Google Cloud Professional Data Engineer — Question 72
Your company is running their first dynamic campaign, serving different offers by analyzing real-time data during the holiday season. The data scientists are collecting terabytes of data that rapidly grows every hour during their 30-day campaign. They are using Google Cloud Dataflow to preprocess the data and collect the feature (signals) data that is needed for the machine learning model in Google Cloud Bigtable. The team is observing suboptimal performance with reads and writes of their initial load of 10 TB of data. They want to improve this performance while minimizing cost. What should they do?
Answer options
- A. Redefine the schema by evenly distributing reads and writes across the row space of the table.
- B. The performance issue should be resolved over time as the site of the BigDate cluster is increased.
- C. Redesign the schema to use a single row key to identify values that need to be updated frequently in the cluster.

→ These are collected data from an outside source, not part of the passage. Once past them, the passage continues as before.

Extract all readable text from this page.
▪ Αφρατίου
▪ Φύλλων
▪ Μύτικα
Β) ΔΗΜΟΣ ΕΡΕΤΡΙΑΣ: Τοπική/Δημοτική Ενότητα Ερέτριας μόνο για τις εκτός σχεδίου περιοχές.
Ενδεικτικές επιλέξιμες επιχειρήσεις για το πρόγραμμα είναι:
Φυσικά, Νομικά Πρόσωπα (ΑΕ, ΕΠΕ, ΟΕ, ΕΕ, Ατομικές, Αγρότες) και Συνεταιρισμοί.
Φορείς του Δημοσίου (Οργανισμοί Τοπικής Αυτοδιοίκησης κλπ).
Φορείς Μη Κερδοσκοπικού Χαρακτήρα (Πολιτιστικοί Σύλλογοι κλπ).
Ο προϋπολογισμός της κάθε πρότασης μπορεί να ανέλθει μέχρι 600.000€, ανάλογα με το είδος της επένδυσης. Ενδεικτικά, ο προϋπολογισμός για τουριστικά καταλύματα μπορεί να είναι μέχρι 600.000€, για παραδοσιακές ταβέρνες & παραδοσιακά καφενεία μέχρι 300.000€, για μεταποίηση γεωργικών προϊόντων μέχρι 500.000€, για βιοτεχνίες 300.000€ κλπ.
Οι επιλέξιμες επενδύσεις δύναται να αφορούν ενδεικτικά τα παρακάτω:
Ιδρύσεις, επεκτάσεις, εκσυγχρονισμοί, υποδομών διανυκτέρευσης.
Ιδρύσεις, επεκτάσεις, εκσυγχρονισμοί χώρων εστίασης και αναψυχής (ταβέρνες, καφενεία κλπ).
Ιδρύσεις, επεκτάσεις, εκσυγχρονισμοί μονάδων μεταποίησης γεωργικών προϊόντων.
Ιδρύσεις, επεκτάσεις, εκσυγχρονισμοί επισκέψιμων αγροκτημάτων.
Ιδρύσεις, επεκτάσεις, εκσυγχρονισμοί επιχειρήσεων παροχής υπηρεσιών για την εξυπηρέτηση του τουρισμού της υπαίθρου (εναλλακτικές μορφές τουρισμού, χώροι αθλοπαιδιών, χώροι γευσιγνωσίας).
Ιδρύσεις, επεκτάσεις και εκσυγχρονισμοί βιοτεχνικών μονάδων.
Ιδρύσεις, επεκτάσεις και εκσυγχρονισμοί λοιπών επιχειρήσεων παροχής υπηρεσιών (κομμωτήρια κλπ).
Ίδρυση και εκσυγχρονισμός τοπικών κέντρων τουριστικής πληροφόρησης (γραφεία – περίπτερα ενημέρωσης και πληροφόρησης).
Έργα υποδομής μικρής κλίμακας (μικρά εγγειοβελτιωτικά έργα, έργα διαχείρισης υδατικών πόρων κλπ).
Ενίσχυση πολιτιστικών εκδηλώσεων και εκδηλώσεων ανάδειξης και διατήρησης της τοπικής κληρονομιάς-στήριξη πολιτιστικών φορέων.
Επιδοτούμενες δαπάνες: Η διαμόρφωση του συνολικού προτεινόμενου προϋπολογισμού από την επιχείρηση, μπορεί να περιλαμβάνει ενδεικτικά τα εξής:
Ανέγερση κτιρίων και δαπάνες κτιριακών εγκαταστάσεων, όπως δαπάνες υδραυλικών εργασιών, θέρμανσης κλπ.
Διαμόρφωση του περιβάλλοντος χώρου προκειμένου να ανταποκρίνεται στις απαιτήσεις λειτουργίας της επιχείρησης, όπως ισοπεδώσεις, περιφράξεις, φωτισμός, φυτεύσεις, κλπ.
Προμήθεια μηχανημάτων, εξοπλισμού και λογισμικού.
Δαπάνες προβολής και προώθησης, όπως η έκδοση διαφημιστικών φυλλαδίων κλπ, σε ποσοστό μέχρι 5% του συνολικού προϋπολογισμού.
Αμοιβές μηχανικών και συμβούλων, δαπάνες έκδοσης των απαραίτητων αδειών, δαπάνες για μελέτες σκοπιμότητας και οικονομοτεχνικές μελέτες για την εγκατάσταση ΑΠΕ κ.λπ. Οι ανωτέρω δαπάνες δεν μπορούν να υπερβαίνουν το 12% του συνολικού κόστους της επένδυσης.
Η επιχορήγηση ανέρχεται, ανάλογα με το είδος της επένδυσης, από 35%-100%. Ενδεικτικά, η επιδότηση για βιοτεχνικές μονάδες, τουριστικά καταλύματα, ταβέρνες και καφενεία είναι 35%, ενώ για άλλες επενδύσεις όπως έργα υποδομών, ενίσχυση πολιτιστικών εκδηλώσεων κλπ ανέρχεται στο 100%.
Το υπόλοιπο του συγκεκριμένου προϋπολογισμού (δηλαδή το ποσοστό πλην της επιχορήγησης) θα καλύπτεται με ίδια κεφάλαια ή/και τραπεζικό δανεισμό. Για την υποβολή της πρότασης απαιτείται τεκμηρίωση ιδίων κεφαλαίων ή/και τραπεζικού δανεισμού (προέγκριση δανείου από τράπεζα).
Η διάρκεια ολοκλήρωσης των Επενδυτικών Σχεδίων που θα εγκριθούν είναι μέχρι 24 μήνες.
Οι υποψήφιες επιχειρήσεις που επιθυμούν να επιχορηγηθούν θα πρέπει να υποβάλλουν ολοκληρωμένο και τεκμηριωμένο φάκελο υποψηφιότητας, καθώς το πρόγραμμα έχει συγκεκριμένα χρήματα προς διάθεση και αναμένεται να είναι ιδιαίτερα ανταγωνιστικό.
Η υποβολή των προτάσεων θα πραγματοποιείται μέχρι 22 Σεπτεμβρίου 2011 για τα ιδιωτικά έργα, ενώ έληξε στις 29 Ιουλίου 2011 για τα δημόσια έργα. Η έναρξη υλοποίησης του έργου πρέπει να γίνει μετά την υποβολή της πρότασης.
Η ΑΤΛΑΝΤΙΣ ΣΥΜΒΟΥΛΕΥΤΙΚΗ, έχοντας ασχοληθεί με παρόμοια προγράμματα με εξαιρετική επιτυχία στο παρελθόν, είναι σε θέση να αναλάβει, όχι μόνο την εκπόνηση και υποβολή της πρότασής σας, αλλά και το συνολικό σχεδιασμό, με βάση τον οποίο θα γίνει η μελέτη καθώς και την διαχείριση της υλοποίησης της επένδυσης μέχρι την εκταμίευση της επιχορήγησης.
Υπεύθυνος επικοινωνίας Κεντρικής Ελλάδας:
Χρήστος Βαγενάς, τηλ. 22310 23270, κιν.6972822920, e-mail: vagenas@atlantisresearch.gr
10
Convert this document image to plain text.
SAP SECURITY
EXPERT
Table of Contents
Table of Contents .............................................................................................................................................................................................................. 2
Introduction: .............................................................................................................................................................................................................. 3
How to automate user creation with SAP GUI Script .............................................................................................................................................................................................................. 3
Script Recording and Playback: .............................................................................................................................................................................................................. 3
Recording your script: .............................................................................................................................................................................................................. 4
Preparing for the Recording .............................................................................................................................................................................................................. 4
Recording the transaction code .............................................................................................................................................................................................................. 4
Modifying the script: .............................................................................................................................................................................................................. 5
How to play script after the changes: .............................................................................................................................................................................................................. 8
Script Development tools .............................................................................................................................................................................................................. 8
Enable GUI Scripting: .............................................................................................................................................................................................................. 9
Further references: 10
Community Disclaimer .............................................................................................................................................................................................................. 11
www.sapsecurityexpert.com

- D. Redesign the schema to use row keys based on numeric IDs that increase sequentially per user viewing the offers.
Correct answer: A
Explanation
Option A is correct because redefining the schema to evenly distribute reads and writes helps to optimize performance in Bigtable by preventing hotspots. Option B is incorrect as simply increasing the cluster size does not necessarily resolve performance issues. Option C is wrong because using a single row key may create bottlenecks, while option D could lead to inefficient distribution of data and performance degradation.